In a presentation last week to the San Diego Entertainment and Sports Lawyers I was asked the question: “Do eBook authors that self-publish submit their books for some kind of legal review?” (You can see the presentation here on Slideshare.)
I had to admit that I've rarely heard this topic discussed in any detail in the forums or meetings I've frequented much less been asked my opinion by one of my clients. On the other hand is it possible that most self-publishers engage a lawyer? I'm not sure but my sense is that the majority of authors going the self-publishing route give it only passing attention unless perhaps they have a large exposure—i.e. they have a lot to loose financially. (Not that this should be the only reason.)
Laws and business practices change; a disclosure or disclaimer that used to be “standard” may no longer protect you from defamation or some other claim. I am not a lawyer but doesn't common sense and respect for fellow rights holders dictate that we authors consult an attorney versed in publishing law before we take our work public?
Thinking generally about book publishing I've identified 5 areas that deserve special focus by self-publishers. Regardless of your subject matter or exposure I suggest you seek legal advice before you click the submit button.

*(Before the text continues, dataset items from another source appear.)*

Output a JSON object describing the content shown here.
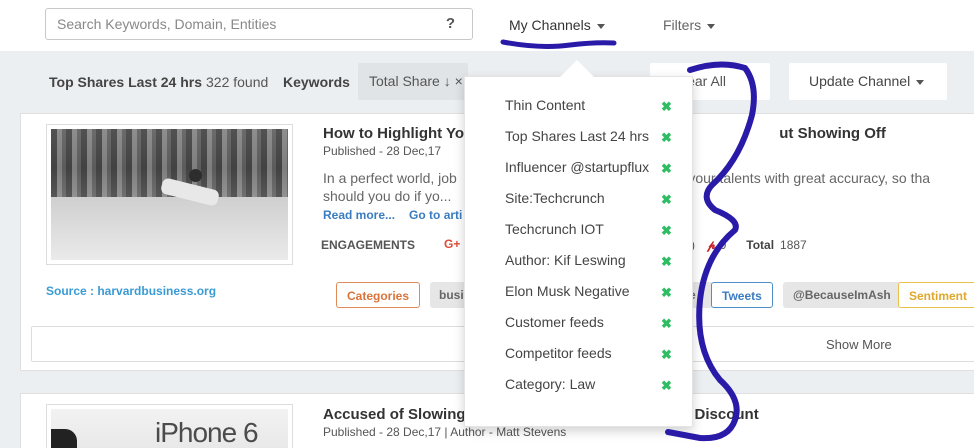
{
  "search": {
    "placeholder": "Search Keywords, Domain, Entities",
    "help_icon": "?"
  },
  "nav": {
    "my_channels": "My Channels",
    "filters": "Filters"
  },
  "resultbar": {
    "title": "Top Shares Last 24 hrs",
    "found": "322 found",
    "keywords": "Keywords",
    "sort_label": "Total Share",
    "sort_icon": "↓",
    "sort_suffix": "×",
    "clear_label": "lear All",
    "update_label": "Update Channel"
  },
  "articles": [
    {
      "title_left": "How to Highlight You",
      "title_right": "ut Showing Off",
      "published": "Published - 28 Dec,17",
      "excerpt_left": "In a perfect world, job",
      "excerpt_left2": "should you do if yo...",
      "excerpt_right": "ng your talents with great accuracy, so tha",
      "read_more": "Read more...",
      "go_to": "Go to arti",
      "engagements_label": "ENGAGEMENTS",
      "gplus_label": "G+",
      "right_count_prefix": ")",
      "pinterest_count": "0",
      "total_label": "Total",
      "total_value": "1887",
      "source": "Source : harvardbusiness.org",
      "tags": {
        "categories": "Categories",
        "business": "busin",
        "e": "e",
        "tweets": "Tweets",
        "handle": "@BecauseImAsh",
        "sentiment": "Sentiment"
      },
      "show_more": "Show More"
    },
    {
      "title_left": "Accused of Slowing C",
      "title_right": "Discount",
      "published": "Published - 28 Dec,17 | Author - Matt Stevens",
      "thumb_text": "iPhone 6"
    }
  ],
  "dropdown": {
    "items": [
      {
        "label": "Thin Content"
      },
      {
        "label": "Top Shares Last 24 hrs"
      },
      {
        "label": "Influencer @startupflux"
      },
      {
        "label": "Site:Techcrunch"
      },
      {
        "label": "Techcrunch IOT"
      },
      {
        "label": "Author: Kif Leswing"
      },
      {
        "label": "Elon Musk Negative"
      },
      {
        "label": "Customer feeds"
      },
      {
        "label": "Competitor feeds"
      },
      {
        "label": "Category: Law"
      }
    ],
    "remove_glyph": "✖"
  },
  "colors": {
    "accent_blue": "#3a7cc0",
    "remove_green": "#2ebd63",
    "annotation": "#2a1aa8"
  }
}
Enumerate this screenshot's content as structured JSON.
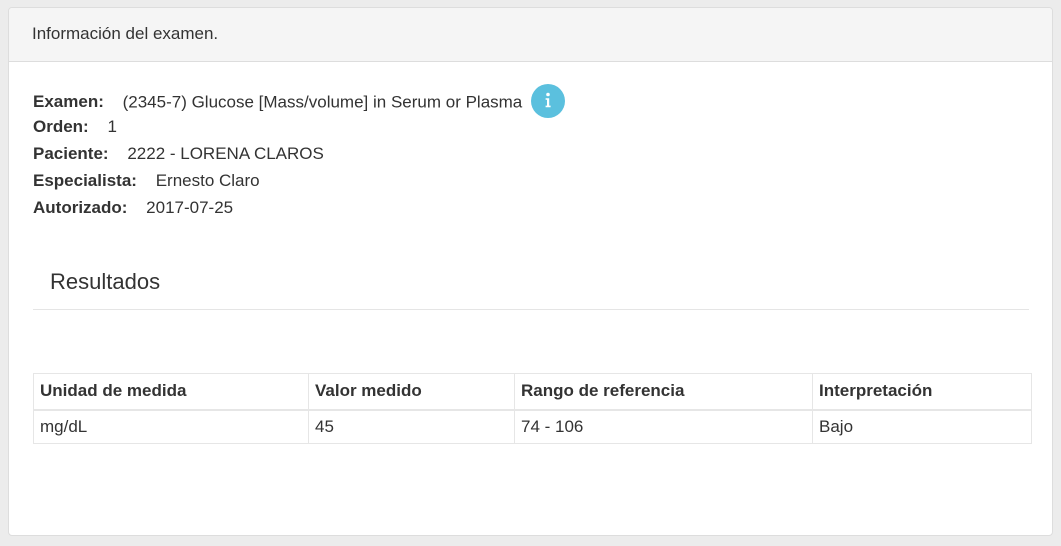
{
  "panel": {
    "heading": "Información del examen."
  },
  "info": {
    "examen": {
      "label": "Examen:",
      "value": "(2345-7) Glucose [Mass/volume] in Serum or Plasma",
      "icon": "info-icon",
      "icon_color": "#5bc0de"
    },
    "orden": {
      "label": "Orden:",
      "value": "1"
    },
    "paciente": {
      "label": "Paciente:",
      "value": "2222 - LORENA CLAROS"
    },
    "especialista": {
      "label": "Especialista:",
      "value": "Ernesto Claro"
    },
    "autorizado": {
      "label": "Autorizado:",
      "value": "2017-07-25"
    }
  },
  "results": {
    "title": "Resultados",
    "columns": [
      "Unidad de medida",
      "Valor medido",
      "Rango de referencia",
      "Interpretación"
    ],
    "rows": [
      [
        "mg/dL",
        "45",
        "74 - 106",
        "Bajo"
      ]
    ]
  }
}
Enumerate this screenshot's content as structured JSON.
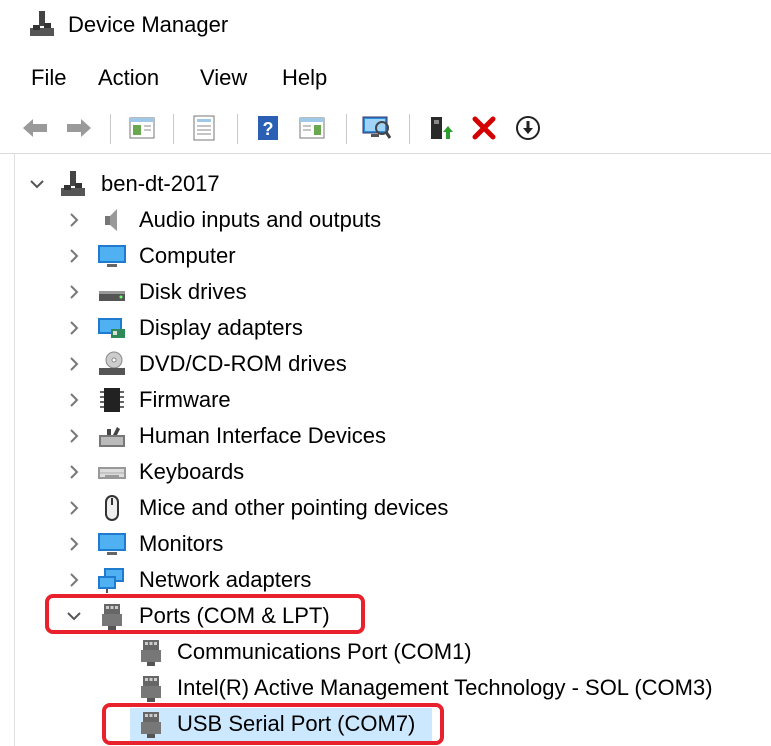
{
  "window": {
    "title": "Device Manager"
  },
  "menu": [
    "File",
    "Action",
    "View",
    "Help"
  ],
  "toolbar": {
    "icons": [
      "back-icon",
      "forward-icon",
      "show-hide-console-tree-icon",
      "properties-icon",
      "help-icon",
      "action-pane-icon",
      "scan-hardware-changes-icon",
      "update-driver-icon",
      "uninstall-icon",
      "disable-device-icon"
    ]
  },
  "tree": {
    "root": "ben-dt-2017",
    "categories": [
      "Audio inputs and outputs",
      "Computer",
      "Disk drives",
      "Display adapters",
      "DVD/CD-ROM drives",
      "Firmware",
      "Human Interface Devices",
      "Keyboards",
      "Mice and other pointing devices",
      "Monitors",
      "Network adapters",
      "Ports (COM & LPT)"
    ],
    "ports_children": [
      "Communications Port (COM1)",
      "Intel(R) Active Management Technology - SOL (COM3)",
      "USB Serial Port (COM7)"
    ],
    "selected": "USB Serial Port (COM7)"
  },
  "colors": {
    "highlight": "#e8212c",
    "selection": "#cce8ff",
    "uninstall_red": "#d40000"
  }
}
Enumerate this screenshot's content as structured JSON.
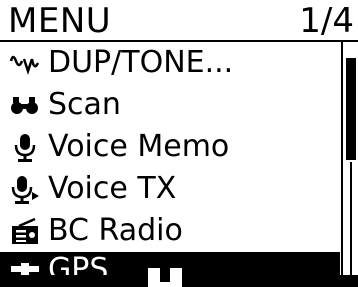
{
  "header": {
    "title": "MENU",
    "page": "1/4"
  },
  "menu": {
    "items": [
      {
        "label": "DUP/TONE...",
        "icon": "dup-tone-icon",
        "selected": false
      },
      {
        "label": "Scan",
        "icon": "binoculars-icon",
        "selected": false
      },
      {
        "label": "Voice Memo",
        "icon": "microphone-icon",
        "selected": false
      },
      {
        "label": "Voice TX",
        "icon": "microphone-tx-icon",
        "selected": false
      },
      {
        "label": "BC Radio",
        "icon": "radio-icon",
        "selected": false
      },
      {
        "label": "GPS",
        "icon": "satellite-icon",
        "selected": true
      }
    ]
  },
  "colors": {
    "background": "#ffffff",
    "foreground": "#000000",
    "selected_bg": "#000000",
    "selected_fg": "#ffffff"
  }
}
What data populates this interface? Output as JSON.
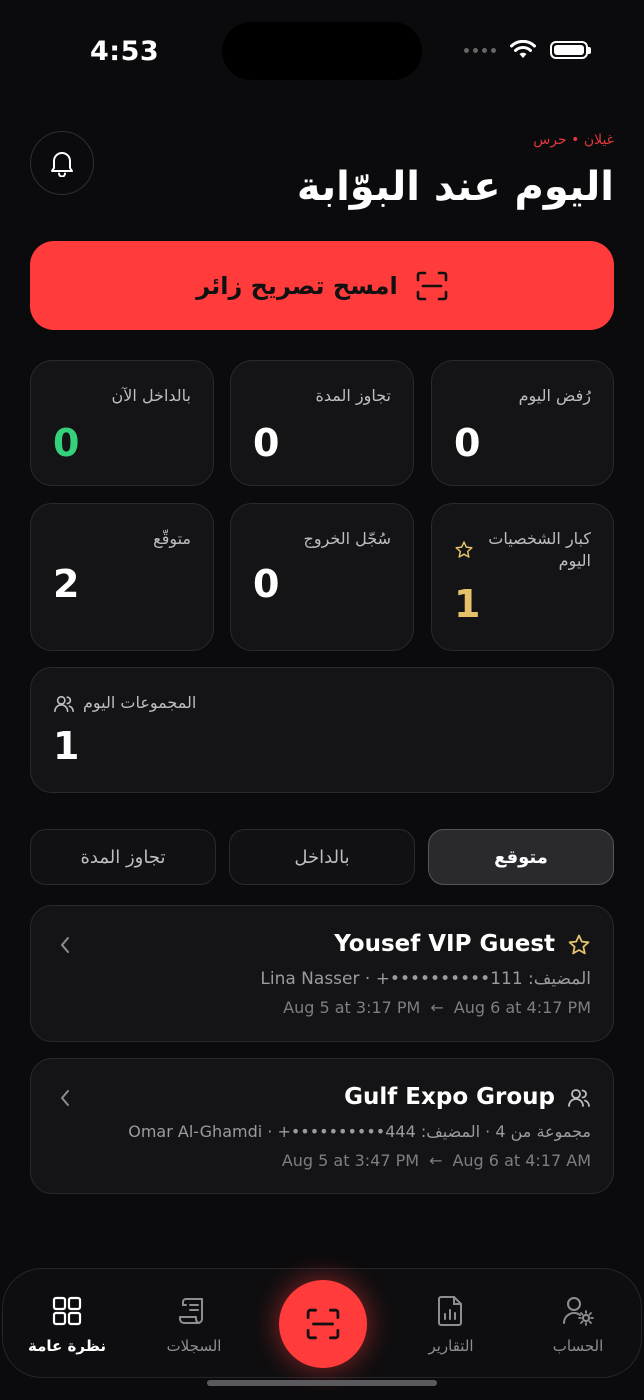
{
  "status": {
    "time": "4:53"
  },
  "header": {
    "brand": "غيلان • حرس",
    "title": "اليوم عند البوّابة"
  },
  "scan_cta": {
    "label": "امسح تصريح زائر"
  },
  "stats": [
    {
      "label": "رُفض اليوم",
      "value": "0"
    },
    {
      "label": "تجاوز المدة",
      "value": "0"
    },
    {
      "label": "بالداخل الآن",
      "value": "0"
    },
    {
      "label": "كبار الشخصيات اليوم",
      "value": "1"
    },
    {
      "label": "سُجّل الخروج",
      "value": "0"
    },
    {
      "label": "متوقّع",
      "value": "2"
    },
    {
      "label": "المجموعات اليوم",
      "value": "1"
    }
  ],
  "colors": {
    "accent": "#ff3b3b",
    "green": "#34d17a",
    "gold": "#e6c06a"
  },
  "tabs": [
    {
      "label": "متوقع"
    },
    {
      "label": "بالداخل"
    },
    {
      "label": "تجاوز المدة"
    }
  ],
  "visits": [
    {
      "title": "Yousef VIP Guest",
      "icon": "star-icon",
      "subtitle": "المضيف: Lina Nasser · +••••••••••111",
      "from": "Aug 5 at 3:17 PM",
      "to": "Aug 6 at 4:17 PM"
    },
    {
      "title": "Gulf Expo Group",
      "icon": "group-icon",
      "subtitle": "مجموعة من 4 · المضيف: Omar Al-Ghamdi · +••••••••••444",
      "from": "Aug 5 at 3:47 PM",
      "to": "Aug 6 at 4:17 AM"
    }
  ],
  "nav": {
    "overview": "نظرة عامة",
    "logs": "السجلات",
    "reports": "التقارير",
    "account": "الحساب"
  }
}
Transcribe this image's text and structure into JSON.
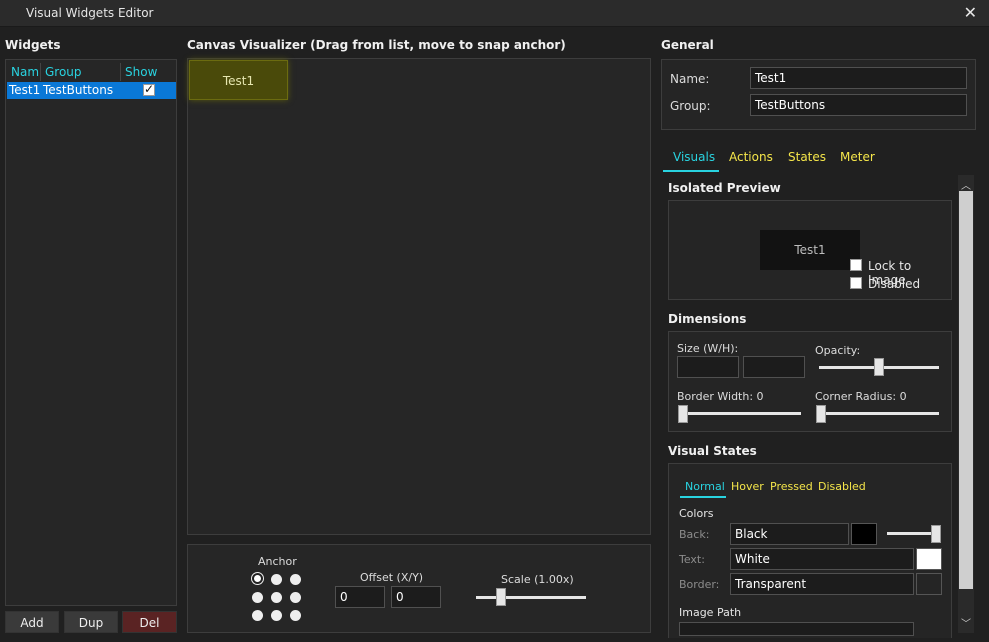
{
  "window": {
    "title": "Visual Widgets Editor"
  },
  "widgets": {
    "header": "Widgets",
    "columns": [
      "Nam",
      "Group",
      "Show"
    ],
    "rows": [
      {
        "name": "Test1",
        "group": "TestButtons",
        "show": true
      }
    ],
    "buttons": {
      "add": "Add",
      "dup": "Dup",
      "del": "Del"
    }
  },
  "canvas": {
    "header": "Canvas Visualizer (Drag from list, move to snap anchor)",
    "widget_label": "Test1",
    "anchor_label": "Anchor",
    "offset_label": "Offset (X/Y)",
    "offset_x": "0",
    "offset_y": "0",
    "scale_label": "Scale (1.00x)",
    "scale_value": 1.0
  },
  "general": {
    "header": "General",
    "name_label": "Name:",
    "name_value": "Test1",
    "group_label": "Group:",
    "group_value": "TestButtons"
  },
  "tabs": [
    {
      "label": "Visuals",
      "active": true
    },
    {
      "label": "Actions",
      "active": false
    },
    {
      "label": "States",
      "active": false
    },
    {
      "label": "Meter",
      "active": false
    }
  ],
  "preview": {
    "header": "Isolated Preview",
    "widget_label": "Test1",
    "lock_label": "Lock to Image",
    "disabled_label": "Disabled"
  },
  "dimensions": {
    "header": "Dimensions",
    "size_label": "Size (W/H):",
    "size_w": "",
    "size_h": "",
    "opacity_label": "Opacity:",
    "opacity_value": 0.5,
    "border_label": "Border Width: 0",
    "corner_label": "Corner Radius: 0"
  },
  "visual_states": {
    "header": "Visual States",
    "tabs": [
      {
        "label": "Normal",
        "active": true
      },
      {
        "label": "Hover",
        "active": false
      },
      {
        "label": "Pressed",
        "active": false
      },
      {
        "label": "Disabled",
        "active": false
      }
    ],
    "colors_label": "Colors",
    "back_label": "Back:",
    "back_value": "Black",
    "back_color": "#000000",
    "text_label": "Text:",
    "text_value": "White",
    "text_color": "#ffffff",
    "border_label": "Border:",
    "border_value": "Transparent",
    "border_color": "#252525",
    "image_path_label": "Image Path"
  },
  "colors": {
    "accent": "#29d3e0",
    "tab_inactive": "#f5e64a",
    "selection": "#0a78d7"
  }
}
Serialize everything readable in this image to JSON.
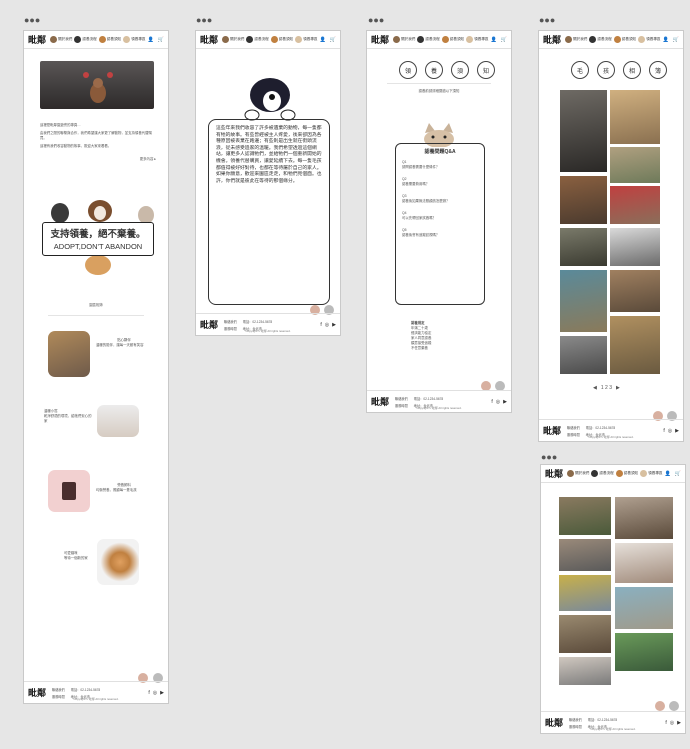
{
  "window_dots": "●●●",
  "header": {
    "logo": "毗鄰",
    "nav": [
      "關於我們",
      "認養流程",
      "認養須知",
      "領養專區"
    ],
    "user_icon": "user-icon",
    "cart_icon": "cart-icon"
  },
  "page1": {
    "intro_lines": [
      "這裡是毗鄰園遊會的專頁…",
      "由我們之間的聯繫與合作，我們希望讓大家更了解動物，並支持領養代替購買。",
      "這裡有我們收容動物的故事，歡迎大家來看看。"
    ],
    "more_link": "更多內容 ▸",
    "banner_zh": "支持領養，絕不棄養。",
    "banner_en": "ADOPT,DON'T ABANDON",
    "section_title": "園區相簿",
    "cards": [
      {
        "title": "貼心夥伴",
        "text": "溫暖的陪伴，讓每一天都有笑容"
      },
      {
        "title": "溫暖小窩",
        "text": "乾淨舒適的環境，給牠們安心的家"
      },
      {
        "title": "營養飼料",
        "text": "均衡營養，照顧每一隻毛孩"
      },
      {
        "title": "可愛貓咪",
        "text": "等待一個新的家"
      }
    ]
  },
  "page2": {
    "story": "這些年來我們收容了許多被遺棄的動物，每一隻都有牠的故事。有些曾經被主人疼愛，後來卻因為各種原因被丟棄在路邊；有些則是出生就在街頭流浪，從未感受過家的溫暖。我們希望透過這個網站，讓更多人認識牠們，並給牠們一個重新開始的機會。領養代替購買，讓愛延續下去。每一隻毛孩都值得被好好對待，也都在等待屬於自己的家人。如果你願意，歡迎來園區走走，和牠們見個面。也許，你們就是彼此在等待的那個緣分。"
  },
  "page3": {
    "title": [
      "領",
      "養",
      "須",
      "知"
    ],
    "lead": "認養前請詳細閱讀以下須知",
    "faq_heading": "認養問題Q&A",
    "faq": [
      {
        "q": "Q1",
        "a": "請問認養需要什麼條件？"
      },
      {
        "q": "Q2",
        "a": "認養需要費用嗎？"
      },
      {
        "q": "Q3",
        "a": "認養後如果無法照顧該怎麼辦？"
      },
      {
        "q": "Q4",
        "a": "可以先帶回家試養嗎？"
      },
      {
        "q": "Q5",
        "a": "認養後會有追蹤訪視嗎？"
      }
    ],
    "rules_heading": "認養規定",
    "rules": [
      "年滿二十歲",
      "經濟能力穩定",
      "家人同意認養",
      "願意接受追蹤",
      "不任意棄養"
    ]
  },
  "page4": {
    "title": [
      "毛",
      "孩",
      "相",
      "簿"
    ],
    "pager": "1 2 3"
  },
  "footer": {
    "items": [
      "聯絡我們",
      "服務時間",
      "電話：02-1234-5678",
      "地址：台北市"
    ],
    "copyright": "Copyright © 毗鄰 All rights reserved.",
    "social": [
      "f",
      "◎",
      "▶"
    ]
  },
  "colors": {
    "page_bg": "#e6e6e6",
    "frame_bg": "#ffffff",
    "banner_border": "#222222"
  }
}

1. Book covers: title, images (if any), trademarks and the statements you make on the back cover in the case of a print book. Are you making any claims that may need a disclosure? Keep in mind that some images are licensed for specific uses and/or can be used a limited number of times before they need to be re-licensed. One of my non-profit clients found a terrific image in Creative Commons but the license did not provide for commercial use. He explained his situation and the France-based rights holder said fine, but she still wanted payment. So he proposed $25 (lower than I would have offered) and she accepted. His honesty was rewarded with a lower-than-expected licensing cost.
2. Images: speaking of images, is each one properly credited? And are they licensed for how you are using them? Perhaps it was a non-commercial license image that you first used as part of a blog post. Now is the time to either get a license, written permission, or find a new image.
3. Attribution/Credit. Depending on what you are crediting, the rights holder may have their own requirements for attribution. Respect these and credit the work exactly as you've been asked. In some cases, such as brief quotes, it is a simple exercise. As an author how would you feel if someone quoted you without or with limited attribution?
4. Trademarks. Sometimes adding a ® or ™ is sufficient, but it may also be necessary to add specific language to your copyright page. For my own book my attorney suggested I contact Amazon because I use the trademarks Amazon and Kindle in the title plus I was showing images of their Kindle reading apps. Amazon responded in less than 18 hours that the title was fine as long as I referenced their ownership of the trademarks on my copyright page.
Note: many of the larger trademark holders have a section on their website that addresses issues like this so make that your first stop.
5. Copyright. You can copyright your own works, but did you include any third-party content? If yes it's time to call your lawyer. In fact if this is part of your editorial plan you should consider talking with an attorney before you begin writing your book.
These are just the more common issues that arise in publishing a book but there are many others such has how the author references events, companies or people. A small investment before you publish can be valuable insurance against future claims. To find a qualified attorney consult a trade association such as the Independent Book Publishers Association or Google “publishing law.”